Anomaly Detection

What

Finding data points that are significantly different from the majority. Fraud, defects, intrusions, unusual behavior.

Approaches

Statistical

  • Points beyond 3 standard deviations
  • IQR method (used in Data Cleaning)

Isolation Forest

Randomly partition data. Anomalies need fewer splits to isolate.

from sklearn.ensemble import IsolationForest
 
model = IsolationForest(contamination=0.05)  # expect 5% anomalies
model.fit(X)
predictions = model.predict(X)  # 1 = normal, -1 = anomaly

One-Class SVM

Learn a boundary around normal data in high-dimensional space. Anything outside the boundary is an anomaly. Works well with kernel trick for nonlinear boundaries.

from sklearn.svm import OneClassSVM
 
model = OneClassSVM(kernel="rbf", nu=0.05)  # nu ≈ expected anomaly fraction
model.fit(X_train)
predictions = model.predict(X_test)  # 1 = normal, -1 = anomaly

Local Outlier Factor (LOF)

Compares the local density of a point to the density of its neighbors. A point in a sparse region surrounded by dense regions is an outlier.

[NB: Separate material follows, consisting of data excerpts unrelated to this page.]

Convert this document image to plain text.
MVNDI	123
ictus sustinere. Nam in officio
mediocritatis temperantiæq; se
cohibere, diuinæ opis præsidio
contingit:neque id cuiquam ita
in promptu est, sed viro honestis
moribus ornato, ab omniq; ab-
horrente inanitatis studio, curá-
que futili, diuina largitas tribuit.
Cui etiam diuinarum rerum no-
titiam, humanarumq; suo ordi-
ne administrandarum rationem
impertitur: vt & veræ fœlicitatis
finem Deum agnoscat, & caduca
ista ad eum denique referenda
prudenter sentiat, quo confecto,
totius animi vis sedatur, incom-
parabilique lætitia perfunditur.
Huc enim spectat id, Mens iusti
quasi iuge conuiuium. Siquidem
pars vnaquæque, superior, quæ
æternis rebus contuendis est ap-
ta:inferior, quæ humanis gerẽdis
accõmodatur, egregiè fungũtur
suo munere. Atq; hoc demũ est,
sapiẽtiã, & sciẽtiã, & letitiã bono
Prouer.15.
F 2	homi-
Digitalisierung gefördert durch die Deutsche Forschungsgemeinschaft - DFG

from sklearn.neighbors import LocalOutlierFactor
 
lof = LocalOutlierFactor(n_neighbors=20, contamination=0.05)
predictions = lof.fit_predict(X)  # 1 = normal, -1 = anomaly

DBSCAN for anomaly detection

Density-based clustering. Points that don’t belong to any cluster (label = -1) are treated as anomalies. Useful when anomalies form no structure but normal data clusters naturally.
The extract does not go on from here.